The genus Brachaluteres contains 4 species globally, and it forms small populations (Akagawa et al., 1995; Nelson et al., 2016). B. ulvarum occurs in southern Japanese waters from Wakayama Prefecture to Chiba Prefecture, including Sagami Bay and the Sagami-nada Sea, while B. jacksonianus (Quoy & Gaimard, 1824) in eastern Indian Ocean and Australian water, B. tayloriWoods (1966) in western Pacific, and B. fahaqaClark & Gohar (1953) in western Indian Ocean (Red Sea) (Froese & Pauly, 2021; Hutchins & Swainston, 1985; Matsuura et al., 2019).
The occurrence of B. ulvarum in the Korean waters is unexpected, because the species has only been reported from the Japanese waters (Hutchins & Swainston, 1985).
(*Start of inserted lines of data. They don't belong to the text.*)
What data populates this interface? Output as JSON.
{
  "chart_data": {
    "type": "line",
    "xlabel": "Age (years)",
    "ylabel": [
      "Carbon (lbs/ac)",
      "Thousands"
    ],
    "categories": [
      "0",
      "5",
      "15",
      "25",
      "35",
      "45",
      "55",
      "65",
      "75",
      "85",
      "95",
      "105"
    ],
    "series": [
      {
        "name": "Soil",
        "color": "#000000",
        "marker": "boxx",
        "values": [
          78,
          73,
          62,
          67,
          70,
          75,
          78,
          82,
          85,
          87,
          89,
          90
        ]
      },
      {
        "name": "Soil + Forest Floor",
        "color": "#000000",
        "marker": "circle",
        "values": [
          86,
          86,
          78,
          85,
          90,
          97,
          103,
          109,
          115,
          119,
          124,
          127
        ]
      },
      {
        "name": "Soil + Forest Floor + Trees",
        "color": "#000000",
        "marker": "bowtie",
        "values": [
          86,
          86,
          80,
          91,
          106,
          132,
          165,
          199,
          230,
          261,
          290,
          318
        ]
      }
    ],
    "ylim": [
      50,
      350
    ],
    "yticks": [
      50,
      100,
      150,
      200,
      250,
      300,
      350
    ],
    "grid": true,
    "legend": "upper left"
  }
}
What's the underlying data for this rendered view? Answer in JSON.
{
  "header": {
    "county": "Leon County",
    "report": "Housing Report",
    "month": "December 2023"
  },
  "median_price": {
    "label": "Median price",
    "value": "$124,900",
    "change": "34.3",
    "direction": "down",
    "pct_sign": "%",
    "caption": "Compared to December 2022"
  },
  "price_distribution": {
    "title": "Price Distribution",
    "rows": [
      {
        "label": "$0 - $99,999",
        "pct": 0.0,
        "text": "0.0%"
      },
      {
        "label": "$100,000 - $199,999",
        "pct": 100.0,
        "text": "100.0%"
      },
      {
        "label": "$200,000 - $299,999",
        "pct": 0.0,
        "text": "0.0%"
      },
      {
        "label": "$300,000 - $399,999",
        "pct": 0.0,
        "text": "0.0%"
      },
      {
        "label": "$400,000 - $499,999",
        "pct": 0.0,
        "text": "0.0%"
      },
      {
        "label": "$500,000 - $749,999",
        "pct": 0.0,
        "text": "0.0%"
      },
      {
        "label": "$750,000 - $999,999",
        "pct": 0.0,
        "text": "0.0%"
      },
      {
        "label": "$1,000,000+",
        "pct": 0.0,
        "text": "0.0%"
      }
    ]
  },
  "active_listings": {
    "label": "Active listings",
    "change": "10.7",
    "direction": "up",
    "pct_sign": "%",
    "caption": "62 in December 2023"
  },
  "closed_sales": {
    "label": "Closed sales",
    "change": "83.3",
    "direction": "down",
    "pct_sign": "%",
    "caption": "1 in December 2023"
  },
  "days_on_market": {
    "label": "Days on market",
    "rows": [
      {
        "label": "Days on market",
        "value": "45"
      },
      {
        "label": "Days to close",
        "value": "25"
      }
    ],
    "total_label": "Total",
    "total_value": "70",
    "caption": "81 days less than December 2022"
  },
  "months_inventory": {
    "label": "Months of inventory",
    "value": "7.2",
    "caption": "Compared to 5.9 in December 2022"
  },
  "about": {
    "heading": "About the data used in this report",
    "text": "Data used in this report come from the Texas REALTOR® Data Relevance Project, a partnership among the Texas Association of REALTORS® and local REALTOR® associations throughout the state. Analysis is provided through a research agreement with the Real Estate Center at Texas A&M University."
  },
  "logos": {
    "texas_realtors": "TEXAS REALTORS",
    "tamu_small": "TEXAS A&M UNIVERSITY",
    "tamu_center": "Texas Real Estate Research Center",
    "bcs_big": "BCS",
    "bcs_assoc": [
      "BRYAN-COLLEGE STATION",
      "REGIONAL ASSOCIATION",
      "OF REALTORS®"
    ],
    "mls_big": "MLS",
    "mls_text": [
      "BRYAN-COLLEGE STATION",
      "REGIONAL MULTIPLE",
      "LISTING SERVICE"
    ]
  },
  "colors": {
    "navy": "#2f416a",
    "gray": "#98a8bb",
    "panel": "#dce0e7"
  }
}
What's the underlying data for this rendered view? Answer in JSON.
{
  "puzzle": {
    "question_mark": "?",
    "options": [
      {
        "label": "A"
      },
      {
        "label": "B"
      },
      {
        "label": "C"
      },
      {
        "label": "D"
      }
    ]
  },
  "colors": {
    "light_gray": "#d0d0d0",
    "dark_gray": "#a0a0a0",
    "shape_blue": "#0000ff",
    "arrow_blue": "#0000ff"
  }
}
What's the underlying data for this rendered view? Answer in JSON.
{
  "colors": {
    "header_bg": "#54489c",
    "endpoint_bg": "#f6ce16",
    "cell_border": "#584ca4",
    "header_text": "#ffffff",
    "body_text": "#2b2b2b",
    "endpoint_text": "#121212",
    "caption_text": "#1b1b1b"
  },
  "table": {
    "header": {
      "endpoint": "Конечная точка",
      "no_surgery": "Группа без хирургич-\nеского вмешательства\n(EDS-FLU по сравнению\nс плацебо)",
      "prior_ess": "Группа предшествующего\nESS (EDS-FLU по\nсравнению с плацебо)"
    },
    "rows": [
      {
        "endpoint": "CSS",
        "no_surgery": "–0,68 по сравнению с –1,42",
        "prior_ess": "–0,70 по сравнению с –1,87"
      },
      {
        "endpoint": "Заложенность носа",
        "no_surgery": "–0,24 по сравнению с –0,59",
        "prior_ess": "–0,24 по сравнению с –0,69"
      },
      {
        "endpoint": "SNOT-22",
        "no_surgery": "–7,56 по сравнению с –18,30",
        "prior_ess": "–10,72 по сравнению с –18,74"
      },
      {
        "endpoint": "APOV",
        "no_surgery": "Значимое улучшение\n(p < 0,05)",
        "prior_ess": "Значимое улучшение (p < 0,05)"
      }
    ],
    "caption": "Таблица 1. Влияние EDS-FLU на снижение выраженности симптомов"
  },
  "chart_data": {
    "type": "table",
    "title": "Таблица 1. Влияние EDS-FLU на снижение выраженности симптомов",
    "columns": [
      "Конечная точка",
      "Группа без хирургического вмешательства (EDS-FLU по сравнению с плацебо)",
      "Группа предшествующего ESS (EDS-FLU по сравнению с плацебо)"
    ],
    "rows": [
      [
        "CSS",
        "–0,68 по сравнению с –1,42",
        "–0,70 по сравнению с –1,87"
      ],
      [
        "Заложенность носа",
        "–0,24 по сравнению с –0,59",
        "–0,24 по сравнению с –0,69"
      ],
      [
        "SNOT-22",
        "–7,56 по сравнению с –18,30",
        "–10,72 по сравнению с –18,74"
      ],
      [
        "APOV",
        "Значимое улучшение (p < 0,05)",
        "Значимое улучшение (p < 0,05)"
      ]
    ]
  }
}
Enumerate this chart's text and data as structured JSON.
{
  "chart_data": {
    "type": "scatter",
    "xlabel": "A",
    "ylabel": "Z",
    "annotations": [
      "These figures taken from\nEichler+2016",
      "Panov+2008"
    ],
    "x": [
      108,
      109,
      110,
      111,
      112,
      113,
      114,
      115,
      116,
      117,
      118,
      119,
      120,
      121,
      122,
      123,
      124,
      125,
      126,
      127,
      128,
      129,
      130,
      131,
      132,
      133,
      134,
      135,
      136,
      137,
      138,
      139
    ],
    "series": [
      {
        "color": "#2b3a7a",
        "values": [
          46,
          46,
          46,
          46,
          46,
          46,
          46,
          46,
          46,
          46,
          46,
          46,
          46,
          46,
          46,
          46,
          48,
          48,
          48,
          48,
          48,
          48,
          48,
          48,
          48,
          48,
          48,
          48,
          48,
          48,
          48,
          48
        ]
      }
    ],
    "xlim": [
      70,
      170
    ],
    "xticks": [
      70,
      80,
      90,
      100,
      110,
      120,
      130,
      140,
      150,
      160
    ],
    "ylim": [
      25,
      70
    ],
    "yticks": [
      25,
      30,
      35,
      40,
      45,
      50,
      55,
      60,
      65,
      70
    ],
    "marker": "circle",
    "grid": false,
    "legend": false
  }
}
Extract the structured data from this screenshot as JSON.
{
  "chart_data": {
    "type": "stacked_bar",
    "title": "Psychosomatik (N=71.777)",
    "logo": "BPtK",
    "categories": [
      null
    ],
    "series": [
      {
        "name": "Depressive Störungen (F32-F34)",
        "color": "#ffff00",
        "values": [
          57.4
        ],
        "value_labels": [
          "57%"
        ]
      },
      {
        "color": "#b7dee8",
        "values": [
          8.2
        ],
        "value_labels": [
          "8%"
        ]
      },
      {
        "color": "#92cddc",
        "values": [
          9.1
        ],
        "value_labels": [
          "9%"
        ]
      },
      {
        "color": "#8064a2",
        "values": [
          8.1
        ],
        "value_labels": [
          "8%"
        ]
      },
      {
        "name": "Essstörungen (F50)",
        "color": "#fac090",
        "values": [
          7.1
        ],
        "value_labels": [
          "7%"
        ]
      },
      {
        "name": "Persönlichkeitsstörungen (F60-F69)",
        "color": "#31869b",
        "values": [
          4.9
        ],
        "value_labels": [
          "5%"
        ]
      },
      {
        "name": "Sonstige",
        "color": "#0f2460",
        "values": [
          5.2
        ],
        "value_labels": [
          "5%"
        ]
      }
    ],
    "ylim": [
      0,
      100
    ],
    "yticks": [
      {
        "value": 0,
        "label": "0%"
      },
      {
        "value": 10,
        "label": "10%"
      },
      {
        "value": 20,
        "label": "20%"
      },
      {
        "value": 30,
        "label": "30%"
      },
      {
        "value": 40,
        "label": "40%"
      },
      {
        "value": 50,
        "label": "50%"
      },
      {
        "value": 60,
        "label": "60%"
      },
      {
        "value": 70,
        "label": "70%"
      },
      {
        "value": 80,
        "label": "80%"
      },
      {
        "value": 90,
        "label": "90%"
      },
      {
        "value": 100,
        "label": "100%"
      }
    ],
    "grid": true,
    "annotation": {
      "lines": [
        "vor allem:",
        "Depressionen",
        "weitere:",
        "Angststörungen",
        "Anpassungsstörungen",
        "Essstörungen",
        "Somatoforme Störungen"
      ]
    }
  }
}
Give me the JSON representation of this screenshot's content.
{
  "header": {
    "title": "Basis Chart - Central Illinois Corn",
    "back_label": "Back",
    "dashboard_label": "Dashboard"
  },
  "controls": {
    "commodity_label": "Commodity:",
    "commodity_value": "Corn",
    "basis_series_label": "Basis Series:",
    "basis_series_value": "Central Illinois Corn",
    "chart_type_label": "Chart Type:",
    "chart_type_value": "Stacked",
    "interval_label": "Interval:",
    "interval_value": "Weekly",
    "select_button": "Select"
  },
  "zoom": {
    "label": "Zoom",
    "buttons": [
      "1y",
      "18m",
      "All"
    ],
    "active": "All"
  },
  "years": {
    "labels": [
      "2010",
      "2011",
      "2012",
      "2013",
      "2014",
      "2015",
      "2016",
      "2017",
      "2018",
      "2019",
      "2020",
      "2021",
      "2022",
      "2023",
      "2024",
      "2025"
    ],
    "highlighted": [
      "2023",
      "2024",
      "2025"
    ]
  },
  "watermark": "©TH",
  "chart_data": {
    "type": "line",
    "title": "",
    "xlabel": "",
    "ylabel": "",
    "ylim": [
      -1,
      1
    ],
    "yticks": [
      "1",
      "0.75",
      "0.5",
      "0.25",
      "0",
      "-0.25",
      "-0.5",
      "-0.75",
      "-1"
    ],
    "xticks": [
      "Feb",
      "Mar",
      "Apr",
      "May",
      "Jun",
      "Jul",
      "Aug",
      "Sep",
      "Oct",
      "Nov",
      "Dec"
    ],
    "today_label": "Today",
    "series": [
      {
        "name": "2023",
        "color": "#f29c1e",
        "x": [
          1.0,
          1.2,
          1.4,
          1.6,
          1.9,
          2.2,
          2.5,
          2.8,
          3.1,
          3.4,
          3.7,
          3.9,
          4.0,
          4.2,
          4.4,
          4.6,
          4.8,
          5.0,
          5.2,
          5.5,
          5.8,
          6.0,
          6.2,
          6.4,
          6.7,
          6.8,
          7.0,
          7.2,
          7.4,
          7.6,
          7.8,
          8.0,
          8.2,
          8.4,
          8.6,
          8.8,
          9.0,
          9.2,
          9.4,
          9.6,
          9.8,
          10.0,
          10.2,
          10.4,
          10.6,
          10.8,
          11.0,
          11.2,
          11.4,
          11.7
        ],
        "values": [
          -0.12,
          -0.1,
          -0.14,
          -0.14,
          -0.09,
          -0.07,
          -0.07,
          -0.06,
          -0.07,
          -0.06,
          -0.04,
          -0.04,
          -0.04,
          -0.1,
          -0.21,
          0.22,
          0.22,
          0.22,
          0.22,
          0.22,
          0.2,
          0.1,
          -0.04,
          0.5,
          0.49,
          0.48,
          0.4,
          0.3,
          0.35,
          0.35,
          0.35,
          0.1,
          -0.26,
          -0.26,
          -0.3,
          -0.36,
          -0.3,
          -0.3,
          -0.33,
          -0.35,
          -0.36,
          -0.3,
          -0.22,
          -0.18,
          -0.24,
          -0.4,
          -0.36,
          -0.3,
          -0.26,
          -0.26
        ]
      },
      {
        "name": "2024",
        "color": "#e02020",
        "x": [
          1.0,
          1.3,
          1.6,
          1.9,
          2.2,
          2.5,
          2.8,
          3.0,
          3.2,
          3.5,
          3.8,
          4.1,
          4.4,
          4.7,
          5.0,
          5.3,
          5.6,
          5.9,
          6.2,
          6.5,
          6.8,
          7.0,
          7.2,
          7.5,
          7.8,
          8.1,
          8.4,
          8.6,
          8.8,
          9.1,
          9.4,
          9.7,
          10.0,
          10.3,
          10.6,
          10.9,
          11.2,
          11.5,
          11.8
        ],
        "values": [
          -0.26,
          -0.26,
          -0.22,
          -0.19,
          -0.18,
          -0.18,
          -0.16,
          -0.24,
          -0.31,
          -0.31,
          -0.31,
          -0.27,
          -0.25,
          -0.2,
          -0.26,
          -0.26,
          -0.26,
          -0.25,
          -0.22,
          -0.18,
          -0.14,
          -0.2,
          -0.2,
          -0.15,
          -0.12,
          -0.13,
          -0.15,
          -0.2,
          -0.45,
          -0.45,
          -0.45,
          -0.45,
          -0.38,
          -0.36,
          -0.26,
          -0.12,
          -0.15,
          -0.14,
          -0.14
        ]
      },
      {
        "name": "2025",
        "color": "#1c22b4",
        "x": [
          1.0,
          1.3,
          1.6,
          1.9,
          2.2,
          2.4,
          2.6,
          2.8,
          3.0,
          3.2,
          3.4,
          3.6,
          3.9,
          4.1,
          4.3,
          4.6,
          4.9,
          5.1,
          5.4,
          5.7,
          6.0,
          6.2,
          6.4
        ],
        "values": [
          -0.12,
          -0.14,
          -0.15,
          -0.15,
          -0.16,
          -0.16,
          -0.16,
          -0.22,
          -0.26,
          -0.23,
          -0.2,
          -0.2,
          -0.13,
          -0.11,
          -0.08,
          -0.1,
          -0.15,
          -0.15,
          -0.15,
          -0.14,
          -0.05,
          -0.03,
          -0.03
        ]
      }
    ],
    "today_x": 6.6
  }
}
In addition, there have been no previous records of the members of the genus Brachaluteres from Korean waters (MABIK, 2020). Therefore, our finding is the first documental record of Brachaluteres species in Korean waters. The data is also significant understanding additional zoogeographical pattern in the population of this species within Korean waters, filling the geographic gap its distribution in Northwest Pacific region.
There are several factors that might stop recording B. ulvarum from Korean waters previously. Among these, we can reside on (i) the lack of sampling in the area prevents the regular detection of this species in the Korean waters and has been overlooked in the past; (ii) due to global change, a recent natural colonization within Korean waters has been taken place; (iii) Korean waters is considered as one of the busiest waterways in the world and ballast water from ships is a possible; (iv) it is rare in the area.
Through this study, a record of B. ulvarum from the southern Korean water was given. In addition, its species verification as B. ulvarum was made by molecular study using mtDNA COI region (611 bp) as well as by its potential distribution range and body morphometrics. Finally, we propose the new Korean names “Kko-ma-jwi-chi-sog” for the genus Brachaluteres, and “Kko-ma-jwi-chi” for the species B. ulvarum because four species belonging to these genus have a maximum size of less than 10 cm TL, also, this species is the largest of which is 7.5 cm SL, and is small fish species.